A Real Life “Suits” Episode!
- Casey Hamm
- April 23, 2015
If you don’t know who Harvey Specter is…well… hurry up and binge watch all the seasons here and then MAYBE we can discuss the insanity of the latest season of Suits…
But in the mean time the synopsis of the show is as follows: In need of an associate, big-time Manhattan corporate lawyer Harvey Specter hires the only guy who impresses him — college dropout Mike Ross. The fact that Ross isn’t actually a lawyer isn’t lost on Specter, who believes his new right-hand man is a legal prodigy with the book smarts of a Harvard law grad and the street smarts of a hustler. However, in order to keep their jobs, the charade must remain strictly between these two unconventional thinkers.
So in other words, Mike isn’t a lawyer but is still “practicing” as one…. much like Kimberly Kitchen of Pittsburgh… except in Kitchen’s case it wasn’t a television show, it was real life.
Kitchen used forged documents to pose as an estate lawyer for a decade making partner at her small firm before her fraud was discovered, according to charges announced last Friday.
Kitchen was charged just last Thursday with forgery, unauthorized practice of law and felony records tampering.
State prosecutors reported that Kitchen had fooled BMZ Law by forging a law license, bar exam results, an email showing she attended Duquesne University law school and a check for a state attorney registration fee (Umm…Is this the inspiration for Suits?! The plot lines are too similar!). The firm is based in Huntingdon, about 110 miles east of Pittsburgh.

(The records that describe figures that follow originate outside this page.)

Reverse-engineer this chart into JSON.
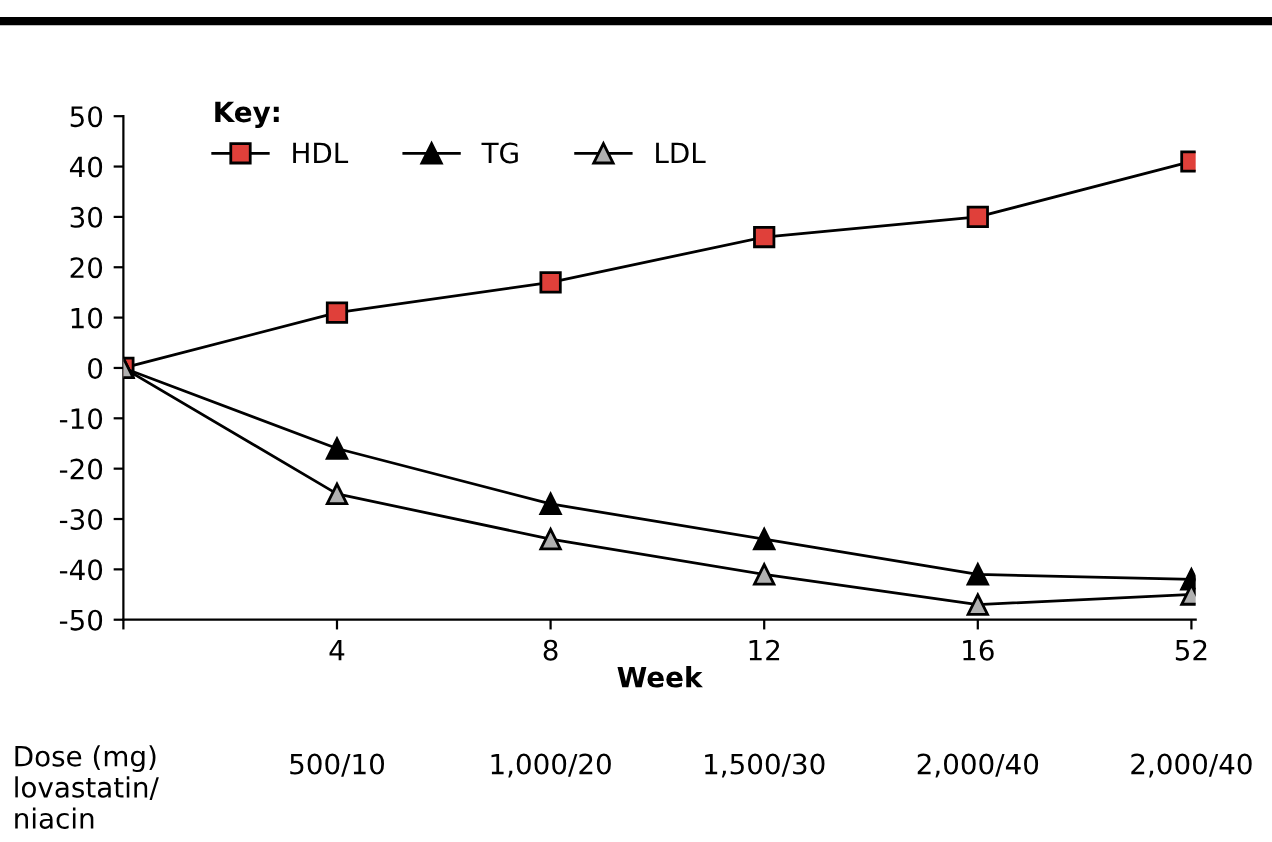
{
  "chart_data": {
    "type": "line",
    "xlabel": "Week",
    "legend_title": "Key:",
    "legend": "top left",
    "grid": false,
    "categories": [
      null,
      "4",
      "8",
      "12",
      "16",
      "52"
    ],
    "series": [
      {
        "name": "HDL",
        "color": "#e0403a",
        "marker": "square",
        "values": [
          0,
          11,
          17,
          26,
          30,
          41
        ]
      },
      {
        "name": "TG",
        "color": "#000000",
        "marker": "triangle",
        "values": [
          0,
          -16,
          -27,
          -34,
          -41,
          -42
        ]
      },
      {
        "name": "LDL",
        "color": "#b0b0b0",
        "marker": "triangle",
        "values": [
          0,
          -25,
          -34,
          -41,
          -47,
          -45
        ]
      }
    ],
    "ylim": [
      -50,
      50
    ],
    "yticks": [
      -50,
      -40,
      -30,
      -20,
      -10,
      0,
      10,
      20,
      30,
      40,
      50
    ],
    "annotations": [
      "Dose (mg)\nlovastatin/\nniacin",
      "500/10",
      "1,000/20",
      "1,500/30",
      "2,000/40",
      "2,000/40"
    ]
  }
}
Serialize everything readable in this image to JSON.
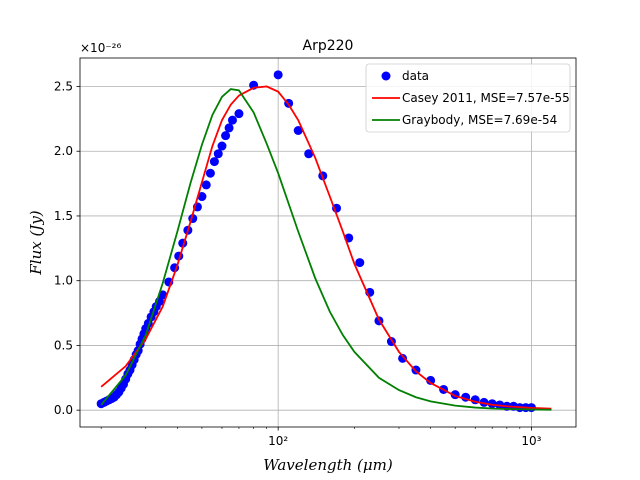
{
  "chart_data": {
    "type": "line",
    "title": "Arp220",
    "xlabel": "Wavelength (μm)",
    "ylabel": "Flux (Jy)",
    "x_scale": "log",
    "xlim": [
      16.5,
      1500
    ],
    "ylim": [
      -0.13,
      2.72
    ],
    "y_multiplier_label": "×10⁻²⁶",
    "grid": true,
    "legend_position": "top-right",
    "x_ticks": [
      {
        "value": 100,
        "label": "10²"
      },
      {
        "value": 1000,
        "label": "10³"
      }
    ],
    "y_ticks": [
      {
        "value": 0.0,
        "label": "0.0"
      },
      {
        "value": 0.5,
        "label": "0.5"
      },
      {
        "value": 1.0,
        "label": "1.0"
      },
      {
        "value": 1.5,
        "label": "1.5"
      },
      {
        "value": 2.0,
        "label": "2.0"
      },
      {
        "value": 2.5,
        "label": "2.5"
      }
    ],
    "series": [
      {
        "name": "data",
        "kind": "scatter",
        "color": "#0000ff",
        "points": [
          [
            20.0,
            0.05
          ],
          [
            20.5,
            0.06
          ],
          [
            21.0,
            0.07
          ],
          [
            21.5,
            0.08
          ],
          [
            22.0,
            0.09
          ],
          [
            22.5,
            0.1
          ],
          [
            23.0,
            0.12
          ],
          [
            23.5,
            0.14
          ],
          [
            24.0,
            0.17
          ],
          [
            24.5,
            0.2
          ],
          [
            25.0,
            0.24
          ],
          [
            25.5,
            0.28
          ],
          [
            26.0,
            0.31
          ],
          [
            26.5,
            0.35
          ],
          [
            27.0,
            0.39
          ],
          [
            27.5,
            0.43
          ],
          [
            28.0,
            0.46
          ],
          [
            28.5,
            0.51
          ],
          [
            29.0,
            0.55
          ],
          [
            29.5,
            0.59
          ],
          [
            30.0,
            0.63
          ],
          [
            30.7,
            0.67
          ],
          [
            31.5,
            0.72
          ],
          [
            32.3,
            0.76
          ],
          [
            33.0,
            0.8
          ],
          [
            34.0,
            0.84
          ],
          [
            35.0,
            0.89
          ],
          [
            37.0,
            0.99
          ],
          [
            39.0,
            1.1
          ],
          [
            40.5,
            1.19
          ],
          [
            42.0,
            1.29
          ],
          [
            44.0,
            1.39
          ],
          [
            46.0,
            1.48
          ],
          [
            48.0,
            1.57
          ],
          [
            50.0,
            1.65
          ],
          [
            52.0,
            1.74
          ],
          [
            54.0,
            1.83
          ],
          [
            56.0,
            1.92
          ],
          [
            58.0,
            1.98
          ],
          [
            60.0,
            2.04
          ],
          [
            62.0,
            2.12
          ],
          [
            64.0,
            2.18
          ],
          [
            66.0,
            2.24
          ],
          [
            70.0,
            2.29
          ],
          [
            80.0,
            2.51
          ],
          [
            100.0,
            2.59
          ],
          [
            110.0,
            2.37
          ],
          [
            120.0,
            2.16
          ],
          [
            132.0,
            1.98
          ],
          [
            150.0,
            1.81
          ],
          [
            170.0,
            1.56
          ],
          [
            190.0,
            1.33
          ],
          [
            210.0,
            1.14
          ],
          [
            230.0,
            0.91
          ],
          [
            250.0,
            0.69
          ],
          [
            280.0,
            0.53
          ],
          [
            310.0,
            0.4
          ],
          [
            350.0,
            0.31
          ],
          [
            400.0,
            0.23
          ],
          [
            450.0,
            0.16
          ],
          [
            500.0,
            0.12
          ],
          [
            550.0,
            0.1
          ],
          [
            600.0,
            0.08
          ],
          [
            650.0,
            0.06
          ],
          [
            700.0,
            0.05
          ],
          [
            750.0,
            0.04
          ],
          [
            800.0,
            0.03
          ],
          [
            850.0,
            0.03
          ],
          [
            900.0,
            0.02
          ],
          [
            950.0,
            0.02
          ],
          [
            1000.0,
            0.02
          ]
        ]
      },
      {
        "name": "Casey 2011, MSE=7.57e-55",
        "kind": "line",
        "color": "#ff0000",
        "points": [
          [
            20,
            0.18
          ],
          [
            25,
            0.34
          ],
          [
            30,
            0.55
          ],
          [
            35,
            0.8
          ],
          [
            40,
            1.12
          ],
          [
            45,
            1.45
          ],
          [
            50,
            1.76
          ],
          [
            55,
            2.04
          ],
          [
            60,
            2.24
          ],
          [
            65,
            2.36
          ],
          [
            70,
            2.43
          ],
          [
            80,
            2.49
          ],
          [
            90,
            2.5
          ],
          [
            100,
            2.46
          ],
          [
            110,
            2.36
          ],
          [
            120,
            2.24
          ],
          [
            140,
            1.95
          ],
          [
            160,
            1.65
          ],
          [
            180,
            1.38
          ],
          [
            200,
            1.13
          ],
          [
            250,
            0.7
          ],
          [
            300,
            0.45
          ],
          [
            350,
            0.3
          ],
          [
            400,
            0.21
          ],
          [
            500,
            0.11
          ],
          [
            600,
            0.065
          ],
          [
            700,
            0.042
          ],
          [
            800,
            0.03
          ],
          [
            1000,
            0.018
          ],
          [
            1200,
            0.012
          ]
        ]
      },
      {
        "name": "Graybody, MSE=7.69e-54",
        "kind": "line",
        "color": "#008000",
        "points": [
          [
            20,
            0.04
          ],
          [
            25,
            0.27
          ],
          [
            30,
            0.58
          ],
          [
            35,
            0.98
          ],
          [
            40,
            1.38
          ],
          [
            45,
            1.75
          ],
          [
            50,
            2.05
          ],
          [
            55,
            2.28
          ],
          [
            60,
            2.42
          ],
          [
            65,
            2.48
          ],
          [
            70,
            2.47
          ],
          [
            80,
            2.3
          ],
          [
            90,
            2.06
          ],
          [
            100,
            1.83
          ],
          [
            120,
            1.38
          ],
          [
            140,
            1.02
          ],
          [
            160,
            0.76
          ],
          [
            180,
            0.58
          ],
          [
            200,
            0.45
          ],
          [
            250,
            0.25
          ],
          [
            300,
            0.155
          ],
          [
            350,
            0.1
          ],
          [
            400,
            0.068
          ],
          [
            500,
            0.035
          ],
          [
            600,
            0.02
          ],
          [
            700,
            0.013
          ],
          [
            800,
            0.009
          ],
          [
            1000,
            0.005
          ],
          [
            1200,
            0.003
          ]
        ]
      }
    ]
  }
}
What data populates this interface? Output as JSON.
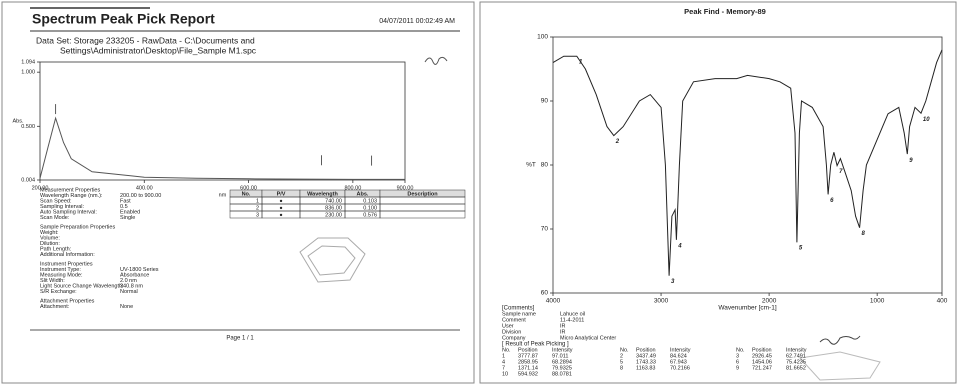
{
  "left": {
    "title": "Spectrum Peak Pick Report",
    "timestamp": "04/07/2011 00:02:49 AM",
    "dataset": [
      "Data Set: Storage 233205 - RawData - C:\\Documents and",
      "Settings\\Administrator\\Desktop\\File_Sample M1.spc"
    ],
    "chart": {
      "type": "line",
      "ylabel": "Abs.",
      "xlabel": "nm",
      "x": [
        200,
        215,
        230,
        245,
        260,
        300,
        400,
        500,
        600,
        700,
        800,
        900
      ],
      "values": [
        0.02,
        0.3,
        0.576,
        0.35,
        0.2,
        0.08,
        0.03,
        0.02,
        0.015,
        0.012,
        0.01,
        0.01
      ],
      "xlim": [
        200,
        900
      ],
      "ylim": [
        0.004,
        1.094
      ],
      "xticks": [
        {
          "value": 200,
          "label": "200.00"
        },
        {
          "value": 400,
          "label": "400.00"
        },
        {
          "value": 600,
          "label": "600.00"
        },
        {
          "value": 800,
          "label": "800.00"
        },
        {
          "value": 900,
          "label": "900.00"
        }
      ],
      "yticks": [
        0.004,
        {
          "value": 0.5,
          "label": "0.500"
        },
        {
          "value": 1,
          "label": "1.000"
        },
        1.094
      ],
      "color": "#555"
    },
    "peak_table": {
      "columns": [
        "No.",
        "P/V",
        "Wavelength",
        "Abs.",
        "Description"
      ],
      "rows": [
        [
          "1",
          "●",
          "740.00",
          "0.103"
        ],
        [
          "2",
          "●",
          "836.00",
          "0.100"
        ],
        [
          "3",
          "●",
          "230.00",
          "0.576"
        ]
      ]
    },
    "properties": [
      {
        "heading": "Measurement Properties",
        "items": [
          [
            "Wavelength Range (nm.):",
            "200.00 to 900.00"
          ],
          [
            "Scan Speed:",
            "Fast"
          ],
          [
            "Sampling Interval:",
            "0.5"
          ],
          [
            "Auto Sampling Interval:",
            "Enabled"
          ],
          [
            "Scan Mode:",
            "Single"
          ]
        ]
      },
      {
        "heading": "Sample Preparation Properties",
        "items": [
          [
            "Weight:"
          ],
          [
            "Volume:"
          ],
          [
            "Dilution:"
          ],
          [
            "Path Length:"
          ],
          [
            "Additional Information:"
          ]
        ]
      },
      {
        "heading": "Instrument Properties",
        "items": [
          [
            "Instrument Type:",
            "UV-1800 Series"
          ],
          [
            "Measuring Mode:",
            "Absorbance"
          ],
          [
            "Slit Width:",
            "2.0 nm"
          ],
          [
            "Light Source Change Wavelength:",
            "340.8 nm"
          ],
          [
            "S/R Exchange:",
            "Normal"
          ]
        ]
      },
      {
        "heading": "Attachment Properties",
        "items": [
          [
            "Attachment:",
            "None"
          ]
        ]
      }
    ],
    "footer": "Page 1 / 1"
  },
  "right": {
    "title": "Peak Find - Memory-89",
    "chart": {
      "type": "line",
      "ylabel": "%T",
      "xlabel": "Wavenumber [cm-1]",
      "x": [
        4000,
        3900,
        3780,
        3700,
        3600,
        3500,
        3437,
        3350,
        3200,
        3100,
        3000,
        2960,
        2926,
        2900,
        2870,
        2858,
        2830,
        2800,
        2700,
        2500,
        2300,
        2200,
        2000,
        1900,
        1800,
        1760,
        1743,
        1720,
        1700,
        1600,
        1500,
        1470,
        1454,
        1430,
        1400,
        1371,
        1340,
        1300,
        1240,
        1200,
        1163,
        1130,
        1100,
        1000,
        900,
        800,
        750,
        721,
        700,
        650,
        594,
        550,
        450,
        400
      ],
      "values": [
        96,
        97,
        97,
        95,
        91,
        86,
        84.6,
        86,
        90,
        91,
        89,
        80,
        62.7,
        72,
        73,
        68.3,
        80,
        90,
        93,
        93.5,
        93.5,
        94,
        93.5,
        93,
        92,
        85,
        67.9,
        85,
        90,
        89,
        86,
        80,
        75.4,
        80,
        82,
        79.9,
        81,
        79,
        76,
        72,
        70.2,
        76,
        80,
        84,
        88,
        89,
        85,
        81.7,
        86,
        89,
        88.1,
        90,
        96,
        98
      ],
      "xlim": [
        4000,
        400
      ],
      "ylim": [
        60,
        100
      ],
      "xticks": [
        4000,
        3000,
        2000,
        1000,
        400
      ],
      "yticks": [
        60,
        70,
        80,
        90,
        100
      ],
      "color": "#222"
    },
    "comments_heading": "[Comments]",
    "comments": [
      [
        "Sample name",
        "Lahuce oil"
      ],
      [
        "Comment",
        "11-4-2011"
      ],
      [
        "User",
        "IR"
      ],
      [
        "Division",
        "IR"
      ],
      [
        "Company",
        "Micro Analytical Center"
      ]
    ],
    "peaks_heading": "[ Result of Peak Picking ]",
    "peak_columns": [
      "No.",
      "Position",
      "Intensity"
    ],
    "peaks": [
      {
        "no": 1,
        "position": 3777.87,
        "intensity": 97.011
      },
      {
        "no": 2,
        "position": 3437.49,
        "intensity": 84.624
      },
      {
        "no": 3,
        "position": 2926.45,
        "intensity": 62.7491
      },
      {
        "no": 4,
        "position": 2858.95,
        "intensity": 68.2894
      },
      {
        "no": 5,
        "position": 1743.33,
        "intensity": 67.943
      },
      {
        "no": 6,
        "position": 1454.06,
        "intensity": 75.4235
      },
      {
        "no": 7,
        "position": 1371.14,
        "intensity": 79.9325
      },
      {
        "no": 8,
        "position": 1163.83,
        "intensity": 70.2166
      },
      {
        "no": 9,
        "position": 721.247,
        "intensity": 81.6652
      },
      {
        "no": 10,
        "position": 594.932,
        "intensity": 88.0781
      }
    ]
  }
}
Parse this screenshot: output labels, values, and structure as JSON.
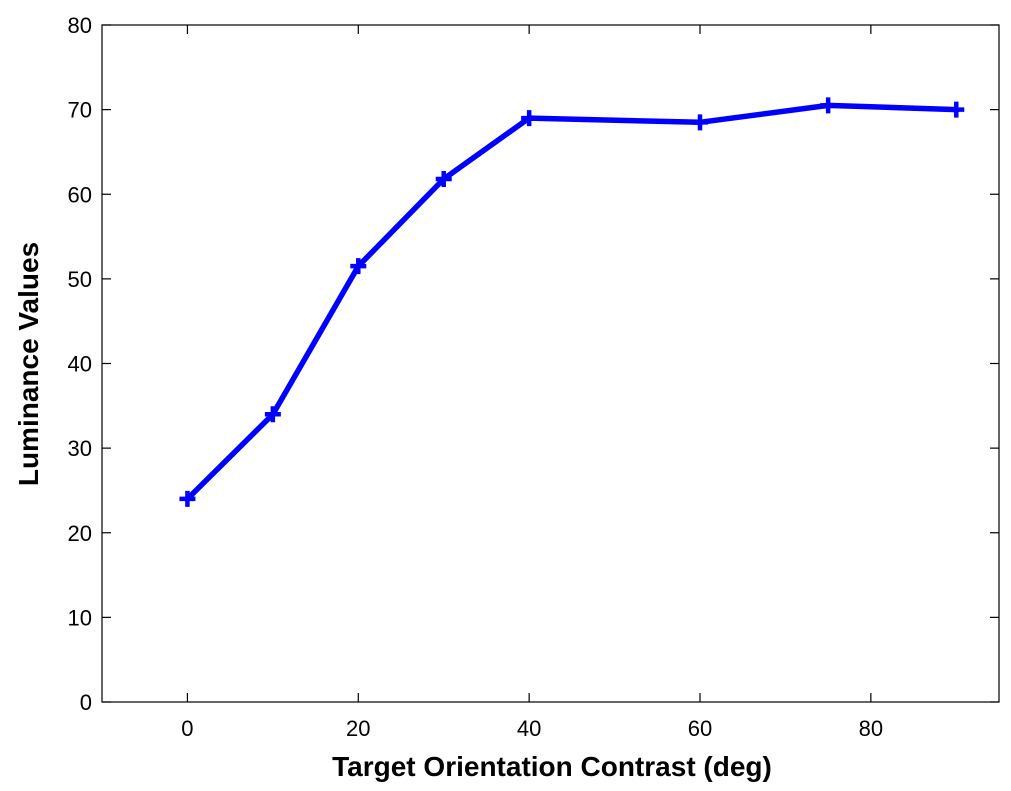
{
  "chart_data": {
    "type": "line",
    "title": "",
    "xlabel": "Target Orientation Contrast (deg)",
    "ylabel": "Luminance Values",
    "xlim": [
      -10,
      95
    ],
    "ylim": [
      0,
      80
    ],
    "xticks": [
      0,
      20,
      40,
      60,
      80
    ],
    "yticks": [
      0,
      10,
      20,
      30,
      40,
      50,
      60,
      70,
      80
    ],
    "grid": false,
    "series": [
      {
        "color": "#0000ff",
        "marker": "plus",
        "points": [
          {
            "x": 0,
            "y": 24
          },
          {
            "x": 10,
            "y": 34
          },
          {
            "x": 20,
            "y": 51.5
          },
          {
            "x": 30,
            "y": 61.8
          },
          {
            "x": 40,
            "y": 69
          },
          {
            "x": 60,
            "y": 68.5
          },
          {
            "x": 75,
            "y": 70.5
          },
          {
            "x": 90,
            "y": 70
          }
        ]
      }
    ]
  }
}
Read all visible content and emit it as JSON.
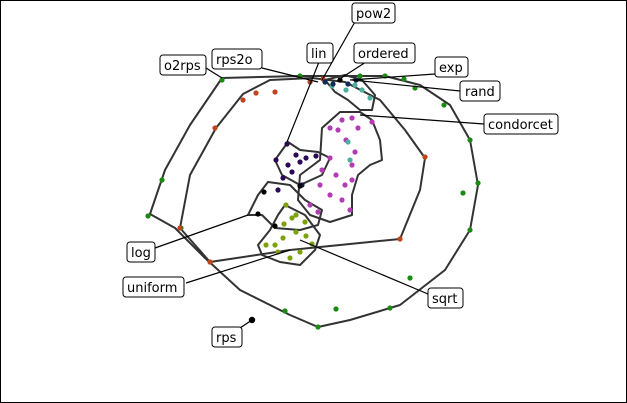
{
  "labels": {
    "pow2": "pow2",
    "lin": "lin",
    "ordered": "ordered",
    "rps2o": "rps2o",
    "o2rps": "o2rps",
    "exp": "exp",
    "rand": "rand",
    "condorcet": "condorcet",
    "log": "log",
    "uniform": "uniform",
    "sqrt": "sqrt",
    "rps": "rps"
  },
  "colors": {
    "green": "#1a8a12",
    "orange": "#c0441c",
    "magenta": "#b33bb3",
    "darkpurple": "#2a0a55",
    "olive": "#7ea10b",
    "teal": "#4fae9e",
    "navy": "#0e2a55",
    "black": "#000000",
    "hull": "#333333"
  }
}
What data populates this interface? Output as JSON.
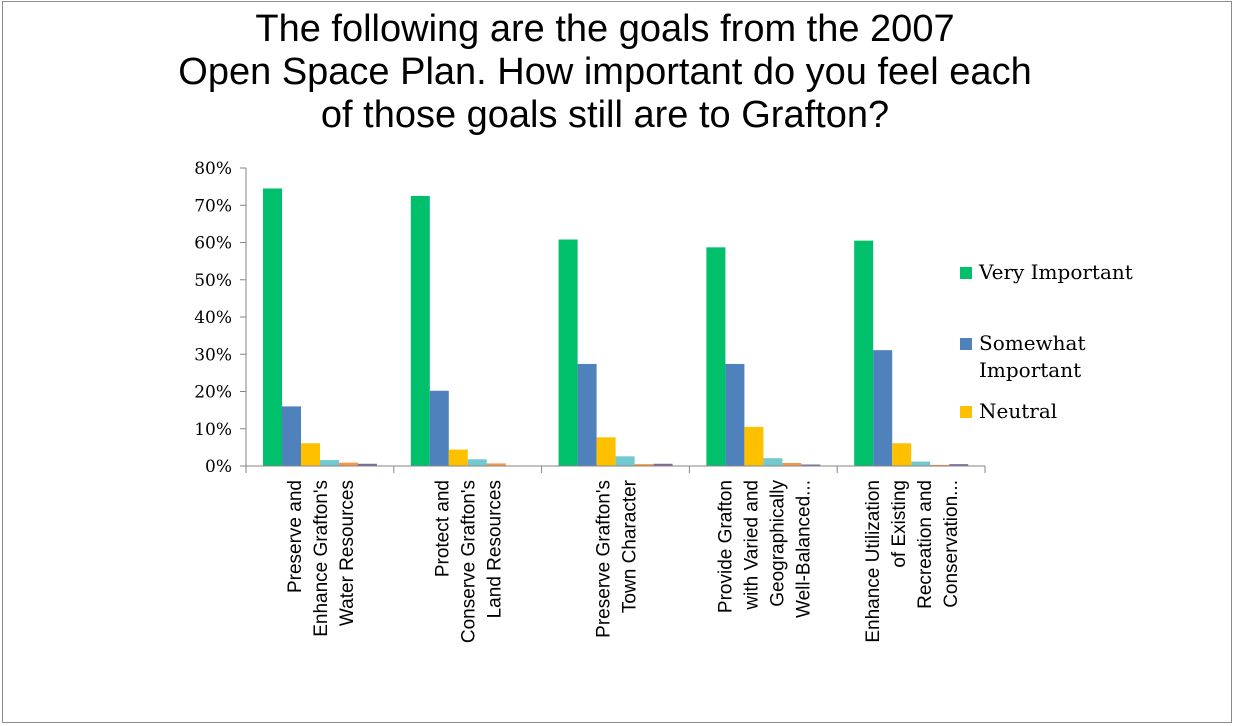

Kitchen, of nearby James Creek, handled estate planning for more than 30 clients “despite never having attended law school,” the attorney general’s office said. She even served as president of her county bar, her lawyer said.
“She’s an incredibly competent person, and she worked very diligently and was devoted to the people she served,” one lawyer (working with Kitchen) said. “There are things about the charges we don’t agree with.”
The Huntington County Bar Association’s current president, called the charges insufficient given “the level of betrayal” over 10 years. Local lawyers were the first to raise questions about Kitchen’s credentials.
BMZ Law didn’t immediately return calls seeking comment Friday. But in December, when the Huntingdon Daily News first reported on the case, the firm vowed to review her work.
“Sadly, it would appear that our firm was the last, in a long line of professionals, to have been deceived by Ms. Kitchen into believing she was licensed to practice law,” the firm’s statement said. “We are undertaking a thorough review of each and every file she may have handled.”
Kitchen, 45, previously was employed at Juniata College, where she worked in fundraising but soon Kitchen started claiming the credentials of an attorney.
Kitchen’s lawyer has emphasized that is no longer working as an attorney.